Association of clinicopathological features with UbcH10 expression in colorectal cancer.

Purpose: UbcH10 is the cancer-related E2 ubiquitin-conjugating enzyme, and its overexpression has been demonstrated in a variety of malignancies. The aim of this study is to investigate the association of UbcH10 gene expression with the carcinogenesis and tumor progression of colorectal cancer.
Methods: The expression levels of UbcH10 in human malignant colorectal carcinoma tissues and their adjacent normal tissues were examined using real-time quantitative RT-PCR and immunohistochemical analysis. The correlations of UbcH10 expression to the clinicalpathologic characteristics of the colorectal cancer were analyzed. Cell proliferation and Matrigel invasion assays were performed in HT-29 cells transfected with UbcH10 expression plasmid pcDNA3.1-UbcH10, UbcH10 RNA interference vector pUbcH10-RNAi as well as their control vectors.

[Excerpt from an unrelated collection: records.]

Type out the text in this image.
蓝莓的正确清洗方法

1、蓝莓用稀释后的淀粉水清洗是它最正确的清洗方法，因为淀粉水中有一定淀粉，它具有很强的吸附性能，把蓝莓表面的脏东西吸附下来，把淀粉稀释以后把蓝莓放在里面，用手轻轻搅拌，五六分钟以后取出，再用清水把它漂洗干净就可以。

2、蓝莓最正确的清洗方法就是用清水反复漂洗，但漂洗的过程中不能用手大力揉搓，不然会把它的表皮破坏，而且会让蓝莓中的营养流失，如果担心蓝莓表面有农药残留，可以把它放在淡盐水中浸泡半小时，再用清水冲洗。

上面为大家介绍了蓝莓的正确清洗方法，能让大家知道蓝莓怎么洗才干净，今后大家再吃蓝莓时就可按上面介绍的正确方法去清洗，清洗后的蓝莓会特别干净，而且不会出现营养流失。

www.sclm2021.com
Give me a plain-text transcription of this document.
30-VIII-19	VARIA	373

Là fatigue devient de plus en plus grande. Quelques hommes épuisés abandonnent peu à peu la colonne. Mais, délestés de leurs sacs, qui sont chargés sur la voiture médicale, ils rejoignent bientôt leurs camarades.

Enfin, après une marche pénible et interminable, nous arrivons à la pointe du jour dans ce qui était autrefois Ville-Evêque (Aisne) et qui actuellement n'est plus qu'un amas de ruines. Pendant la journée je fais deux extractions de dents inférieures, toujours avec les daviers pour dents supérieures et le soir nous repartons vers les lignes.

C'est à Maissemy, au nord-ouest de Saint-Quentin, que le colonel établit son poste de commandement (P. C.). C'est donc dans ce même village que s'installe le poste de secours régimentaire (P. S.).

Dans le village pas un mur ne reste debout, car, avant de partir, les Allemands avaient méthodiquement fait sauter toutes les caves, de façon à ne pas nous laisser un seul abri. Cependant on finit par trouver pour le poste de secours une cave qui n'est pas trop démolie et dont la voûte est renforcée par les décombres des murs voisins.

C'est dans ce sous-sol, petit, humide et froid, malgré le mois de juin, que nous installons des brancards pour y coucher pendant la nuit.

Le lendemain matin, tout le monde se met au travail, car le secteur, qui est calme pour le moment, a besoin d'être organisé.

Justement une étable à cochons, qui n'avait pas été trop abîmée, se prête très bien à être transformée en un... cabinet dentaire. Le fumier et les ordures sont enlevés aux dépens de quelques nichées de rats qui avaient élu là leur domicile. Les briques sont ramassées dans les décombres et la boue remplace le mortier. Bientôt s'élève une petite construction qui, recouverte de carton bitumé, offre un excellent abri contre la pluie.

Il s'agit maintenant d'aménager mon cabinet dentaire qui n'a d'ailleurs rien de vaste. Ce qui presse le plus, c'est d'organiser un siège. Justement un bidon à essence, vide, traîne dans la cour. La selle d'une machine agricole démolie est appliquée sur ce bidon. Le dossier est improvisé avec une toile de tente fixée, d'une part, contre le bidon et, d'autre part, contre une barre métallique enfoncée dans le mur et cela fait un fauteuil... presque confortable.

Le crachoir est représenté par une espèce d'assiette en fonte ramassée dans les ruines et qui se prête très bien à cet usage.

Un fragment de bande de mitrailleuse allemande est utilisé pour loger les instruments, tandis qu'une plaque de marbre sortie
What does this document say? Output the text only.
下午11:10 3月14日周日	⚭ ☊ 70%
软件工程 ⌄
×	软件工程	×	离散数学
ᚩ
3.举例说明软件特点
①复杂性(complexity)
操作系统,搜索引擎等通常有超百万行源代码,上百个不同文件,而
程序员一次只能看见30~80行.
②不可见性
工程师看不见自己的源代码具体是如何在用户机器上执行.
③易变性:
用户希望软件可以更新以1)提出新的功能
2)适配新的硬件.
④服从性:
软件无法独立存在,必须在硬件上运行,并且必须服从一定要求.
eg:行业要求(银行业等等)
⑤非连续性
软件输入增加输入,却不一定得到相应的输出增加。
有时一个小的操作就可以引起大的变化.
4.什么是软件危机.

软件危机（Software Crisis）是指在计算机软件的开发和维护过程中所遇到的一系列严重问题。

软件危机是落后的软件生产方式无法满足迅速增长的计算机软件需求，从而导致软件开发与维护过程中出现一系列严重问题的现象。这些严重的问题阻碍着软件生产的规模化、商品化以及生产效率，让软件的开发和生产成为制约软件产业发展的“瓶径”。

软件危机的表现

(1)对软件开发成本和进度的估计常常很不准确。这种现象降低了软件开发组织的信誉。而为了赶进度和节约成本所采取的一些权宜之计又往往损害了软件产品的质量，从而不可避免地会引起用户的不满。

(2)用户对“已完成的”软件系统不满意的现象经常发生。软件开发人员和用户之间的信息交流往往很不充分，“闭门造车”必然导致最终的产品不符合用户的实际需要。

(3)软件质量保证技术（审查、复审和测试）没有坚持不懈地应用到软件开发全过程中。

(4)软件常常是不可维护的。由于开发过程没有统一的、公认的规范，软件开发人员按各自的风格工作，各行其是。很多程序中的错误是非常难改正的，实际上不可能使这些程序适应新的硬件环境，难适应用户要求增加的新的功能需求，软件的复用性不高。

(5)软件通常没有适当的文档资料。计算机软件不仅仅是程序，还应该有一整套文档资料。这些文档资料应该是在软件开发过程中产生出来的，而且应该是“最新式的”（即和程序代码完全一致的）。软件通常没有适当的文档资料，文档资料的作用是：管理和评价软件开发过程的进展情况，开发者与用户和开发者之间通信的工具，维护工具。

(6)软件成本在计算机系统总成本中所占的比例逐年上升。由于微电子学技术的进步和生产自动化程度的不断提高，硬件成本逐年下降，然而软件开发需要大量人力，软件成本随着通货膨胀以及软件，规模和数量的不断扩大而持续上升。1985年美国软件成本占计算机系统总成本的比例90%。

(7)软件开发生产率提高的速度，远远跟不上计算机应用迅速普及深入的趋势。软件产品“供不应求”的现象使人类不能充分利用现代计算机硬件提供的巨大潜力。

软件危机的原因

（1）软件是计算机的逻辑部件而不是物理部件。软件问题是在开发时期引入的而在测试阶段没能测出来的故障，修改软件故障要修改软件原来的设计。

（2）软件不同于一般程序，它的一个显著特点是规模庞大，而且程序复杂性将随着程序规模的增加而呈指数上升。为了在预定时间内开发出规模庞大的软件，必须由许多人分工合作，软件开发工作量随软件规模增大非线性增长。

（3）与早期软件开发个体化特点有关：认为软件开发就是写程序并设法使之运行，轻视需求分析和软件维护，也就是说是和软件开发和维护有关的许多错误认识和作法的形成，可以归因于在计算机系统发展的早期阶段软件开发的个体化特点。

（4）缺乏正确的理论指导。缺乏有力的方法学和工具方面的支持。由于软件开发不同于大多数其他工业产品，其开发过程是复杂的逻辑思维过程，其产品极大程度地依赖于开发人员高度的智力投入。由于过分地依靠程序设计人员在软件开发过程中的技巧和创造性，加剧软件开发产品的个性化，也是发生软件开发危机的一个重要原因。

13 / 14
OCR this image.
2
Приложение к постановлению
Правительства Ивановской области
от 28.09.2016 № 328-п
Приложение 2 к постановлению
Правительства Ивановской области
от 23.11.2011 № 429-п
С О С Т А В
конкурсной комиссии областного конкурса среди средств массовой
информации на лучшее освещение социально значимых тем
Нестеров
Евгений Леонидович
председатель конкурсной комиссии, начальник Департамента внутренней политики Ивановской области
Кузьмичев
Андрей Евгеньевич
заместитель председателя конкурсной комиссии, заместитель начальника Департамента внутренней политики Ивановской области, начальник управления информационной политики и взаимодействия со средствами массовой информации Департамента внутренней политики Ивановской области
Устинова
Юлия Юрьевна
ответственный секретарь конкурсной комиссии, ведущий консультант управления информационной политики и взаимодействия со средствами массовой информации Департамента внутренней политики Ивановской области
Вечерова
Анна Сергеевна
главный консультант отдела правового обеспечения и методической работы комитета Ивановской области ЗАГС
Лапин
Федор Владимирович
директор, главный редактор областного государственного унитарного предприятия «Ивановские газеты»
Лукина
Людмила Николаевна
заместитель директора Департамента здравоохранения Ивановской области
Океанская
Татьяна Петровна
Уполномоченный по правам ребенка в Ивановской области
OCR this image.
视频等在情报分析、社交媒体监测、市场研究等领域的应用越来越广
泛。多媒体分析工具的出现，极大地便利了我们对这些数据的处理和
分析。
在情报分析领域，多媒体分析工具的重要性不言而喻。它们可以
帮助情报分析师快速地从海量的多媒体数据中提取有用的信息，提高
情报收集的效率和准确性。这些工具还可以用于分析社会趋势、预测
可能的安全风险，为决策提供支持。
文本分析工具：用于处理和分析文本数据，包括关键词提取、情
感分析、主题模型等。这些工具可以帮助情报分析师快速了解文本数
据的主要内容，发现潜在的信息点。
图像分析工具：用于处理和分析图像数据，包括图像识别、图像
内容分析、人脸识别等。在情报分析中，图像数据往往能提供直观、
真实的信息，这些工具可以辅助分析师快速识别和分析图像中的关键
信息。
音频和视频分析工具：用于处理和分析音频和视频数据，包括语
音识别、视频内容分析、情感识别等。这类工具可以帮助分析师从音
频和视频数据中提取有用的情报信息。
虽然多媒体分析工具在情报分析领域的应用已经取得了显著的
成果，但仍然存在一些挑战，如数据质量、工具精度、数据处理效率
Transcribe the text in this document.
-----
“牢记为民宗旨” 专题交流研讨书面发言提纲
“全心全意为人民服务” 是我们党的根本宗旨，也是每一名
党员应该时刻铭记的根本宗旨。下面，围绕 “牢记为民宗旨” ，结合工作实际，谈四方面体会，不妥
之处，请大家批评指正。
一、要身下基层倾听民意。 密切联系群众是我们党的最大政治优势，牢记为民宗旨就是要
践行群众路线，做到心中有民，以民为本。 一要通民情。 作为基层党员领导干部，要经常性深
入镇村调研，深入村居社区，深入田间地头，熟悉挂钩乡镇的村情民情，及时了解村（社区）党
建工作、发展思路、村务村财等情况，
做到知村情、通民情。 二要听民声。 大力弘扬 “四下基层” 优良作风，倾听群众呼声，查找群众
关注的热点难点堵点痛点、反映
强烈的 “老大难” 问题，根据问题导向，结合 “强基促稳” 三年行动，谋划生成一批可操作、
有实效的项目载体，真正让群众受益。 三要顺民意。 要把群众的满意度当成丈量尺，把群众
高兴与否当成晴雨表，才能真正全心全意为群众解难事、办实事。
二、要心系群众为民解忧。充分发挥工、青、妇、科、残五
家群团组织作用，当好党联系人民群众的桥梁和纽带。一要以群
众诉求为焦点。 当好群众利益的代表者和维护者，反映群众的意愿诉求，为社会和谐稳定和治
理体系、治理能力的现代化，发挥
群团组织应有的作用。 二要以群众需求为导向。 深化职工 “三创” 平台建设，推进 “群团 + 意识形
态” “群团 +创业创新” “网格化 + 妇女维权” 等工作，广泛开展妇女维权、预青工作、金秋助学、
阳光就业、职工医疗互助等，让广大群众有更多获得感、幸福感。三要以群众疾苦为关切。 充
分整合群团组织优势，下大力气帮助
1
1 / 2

Results: Our study demonstrated that the expression of UbcH10 in colorectal carcinoma tissues was significantly higher than that in non-cancerous tissues (P < 0.01), and the UbcH10 overexpression was related to the degree of tumor differentiation and lymph node metastasis of colorectal cancer patients (P < 0.05). In vitro, the overexpression of UbcH10 promoted cell proliferation and tumor invasiveness, but the downregulation of UbcH10 expression significantly reduced the growth rate and the invasiveness activity of tumor cell line.
Conclusions: Our study suggests that the overexpression of UbcH10 gene plays a critical role in the carcinogenesis and tumor progression of colorectal cancer. It may be a new marker in diagnosis and prognosis of colorectal cancer, and the inhibition of UbcH10 may be a therapeutic potential for the treatment of colorectal cancer.